Kiva is the world’s first person-to-person micro-lending website, empowering individuals to lend directly to unique entrepreneurs in the developing world. You can go on their website and filter through specific areas of interest or by location.

Compassion and Choices of Washington, End of Life Choice

This is the local chapter of the national organization bringing education about end of life choice to a culture that rarely speaks about death and dying. If you feel passionate about the freedom to choose the end you most wish for your life were you to be deemed terminally ill send in a check today. Their WONDERFILE is like a $500 trip to an estate attorney and is a gift to those left behind, get one today if you don’t have your affairs in order. Their green ICE wallet card, I don’t get anywhere without one and I hand them out liberally to friends.

Pancreatic Cancer Network

The Pancreatic Cancer Action Network is a nationwide network of people dedicated to working together to advance research, support patients and create hope for those affected by pancreatic cancer. Their PALS service helps those diagnosed and their families to weigh their options and have support as they cope with the realities of this “silent killer.” Further they lobby for more research funds and highlight the work of researchers nation wide, several of whom are in Seattle working at the UW and Hutch.
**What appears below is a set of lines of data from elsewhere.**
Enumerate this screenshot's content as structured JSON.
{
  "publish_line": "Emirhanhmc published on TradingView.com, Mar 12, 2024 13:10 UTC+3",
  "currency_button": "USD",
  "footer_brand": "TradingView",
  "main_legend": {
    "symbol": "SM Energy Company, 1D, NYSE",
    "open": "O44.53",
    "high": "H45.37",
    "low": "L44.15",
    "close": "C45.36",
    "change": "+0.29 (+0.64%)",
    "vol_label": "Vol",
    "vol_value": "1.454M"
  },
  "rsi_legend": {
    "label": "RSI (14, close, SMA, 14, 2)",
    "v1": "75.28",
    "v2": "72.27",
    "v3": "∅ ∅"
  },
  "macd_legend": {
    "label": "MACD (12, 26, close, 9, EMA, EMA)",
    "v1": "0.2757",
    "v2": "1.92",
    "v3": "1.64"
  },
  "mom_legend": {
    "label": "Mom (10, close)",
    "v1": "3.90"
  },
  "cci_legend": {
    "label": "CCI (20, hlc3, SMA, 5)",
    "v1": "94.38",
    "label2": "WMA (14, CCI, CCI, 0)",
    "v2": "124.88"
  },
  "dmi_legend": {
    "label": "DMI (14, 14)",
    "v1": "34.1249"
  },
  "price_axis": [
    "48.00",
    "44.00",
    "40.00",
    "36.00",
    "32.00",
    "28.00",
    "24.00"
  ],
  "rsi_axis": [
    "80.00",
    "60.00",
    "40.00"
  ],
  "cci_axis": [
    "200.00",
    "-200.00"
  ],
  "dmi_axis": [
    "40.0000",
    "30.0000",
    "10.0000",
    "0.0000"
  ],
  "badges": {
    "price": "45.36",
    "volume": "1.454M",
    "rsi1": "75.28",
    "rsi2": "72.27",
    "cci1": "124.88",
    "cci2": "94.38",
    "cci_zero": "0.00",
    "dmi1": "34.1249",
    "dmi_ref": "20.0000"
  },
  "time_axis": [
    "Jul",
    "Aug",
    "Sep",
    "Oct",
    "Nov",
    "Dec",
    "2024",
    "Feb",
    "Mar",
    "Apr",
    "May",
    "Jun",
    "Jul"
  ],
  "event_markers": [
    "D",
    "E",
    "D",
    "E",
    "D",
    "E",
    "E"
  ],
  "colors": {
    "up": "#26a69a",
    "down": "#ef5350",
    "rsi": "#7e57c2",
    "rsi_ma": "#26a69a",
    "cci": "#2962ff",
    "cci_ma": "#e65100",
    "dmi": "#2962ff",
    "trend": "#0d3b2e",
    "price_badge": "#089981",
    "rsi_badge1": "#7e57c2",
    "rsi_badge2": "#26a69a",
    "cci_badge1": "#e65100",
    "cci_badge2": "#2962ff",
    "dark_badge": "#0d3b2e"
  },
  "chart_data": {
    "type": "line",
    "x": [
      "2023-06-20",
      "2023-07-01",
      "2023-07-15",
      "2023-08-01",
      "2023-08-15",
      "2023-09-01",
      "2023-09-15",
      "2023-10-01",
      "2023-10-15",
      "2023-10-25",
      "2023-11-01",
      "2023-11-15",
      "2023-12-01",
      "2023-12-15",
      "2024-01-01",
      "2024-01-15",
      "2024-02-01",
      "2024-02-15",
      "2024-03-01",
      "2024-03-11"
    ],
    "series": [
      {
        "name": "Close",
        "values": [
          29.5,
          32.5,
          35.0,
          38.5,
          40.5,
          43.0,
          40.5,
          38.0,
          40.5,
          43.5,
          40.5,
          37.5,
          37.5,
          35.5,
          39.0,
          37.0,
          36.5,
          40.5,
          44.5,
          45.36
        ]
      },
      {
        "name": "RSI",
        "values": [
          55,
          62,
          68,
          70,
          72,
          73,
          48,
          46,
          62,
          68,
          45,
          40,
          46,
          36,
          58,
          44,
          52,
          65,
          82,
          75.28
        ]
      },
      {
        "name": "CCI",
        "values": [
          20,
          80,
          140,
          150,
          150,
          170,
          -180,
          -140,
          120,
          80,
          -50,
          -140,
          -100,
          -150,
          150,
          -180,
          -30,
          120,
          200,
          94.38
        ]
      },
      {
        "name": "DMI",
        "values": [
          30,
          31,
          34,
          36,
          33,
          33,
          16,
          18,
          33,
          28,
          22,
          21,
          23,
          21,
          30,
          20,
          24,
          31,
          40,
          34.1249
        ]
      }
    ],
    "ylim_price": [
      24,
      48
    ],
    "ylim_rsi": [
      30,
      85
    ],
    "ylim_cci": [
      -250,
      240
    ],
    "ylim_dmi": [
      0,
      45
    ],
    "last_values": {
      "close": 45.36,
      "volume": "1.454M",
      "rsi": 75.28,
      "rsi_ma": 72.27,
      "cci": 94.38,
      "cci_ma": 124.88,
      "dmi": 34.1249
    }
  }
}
Funeral Consumer’s Alliance

A watch dog over Funeral Industrial Complex: Funeral Consumers Alliance is a nonprofit organization dedicated to protecting a consumer’s right to choose a meaningful, dignified, affordable funeral. This is a small organization that is looking out for you even though you may have never heard of them. Send them a check today to make sure that others aren’t taken advantage of at a vulnerable time by the ever consolidating funeral industrial complex!

September 21, 2014

Three Women’s Talks You’ll Want to Listen to

Kavita Ramdas is a powerful speaker, and was at the time of the talk the President and CEO of the Global Fund for Women who appears on the KQED radio show Forum. Listen and you will be impressed by her intelligent comments about women globally. During her tenure at the Global Fund for Women the fund’s assets have increased from $6 million to $21 million and their grant making has risen to $8 million a year to over 160 countries. The fund was founded with the belief that “…women’s human rights and dignity were essential to the advancement of global agendas for social, economic, and political change.” They believed that by “putting resources into the hands of grassroots women leaders, women would change the world ” (from their website).

Another Forum program that is worth a listen features Dr. Nadine Burke, who runs The Bayview Child Health Center, a clinic in San Francisco. She talks about the correlation between traumatic situations—known as Adverse Childhood Experiences and chronic health problems ranging from depression and obesity, to cancer and heart disease, in later life. Her work was featured in the New Yorker’s March 21, 2011 issue and her passion about her work is to be deeply admired.

For something totally different tune into Bob Edwards segment with Robin Nagle talking about her work as an anthropologist for the New York City Department of Sanitation since 2006. She hopes to create a Museum of Sanitation to bring to the public more awareness of all we throw in the trash and try to keep “out of sight out of mind.” She has said “garbage is very scary to us culturally, and it is also… one of the single most fascinating things you could ever study.” Her talk about trash will give you a new perspective on what you pitch and what can be seen from space. If this short interview makes you want to know more read Alex Carp‘s interview with her here.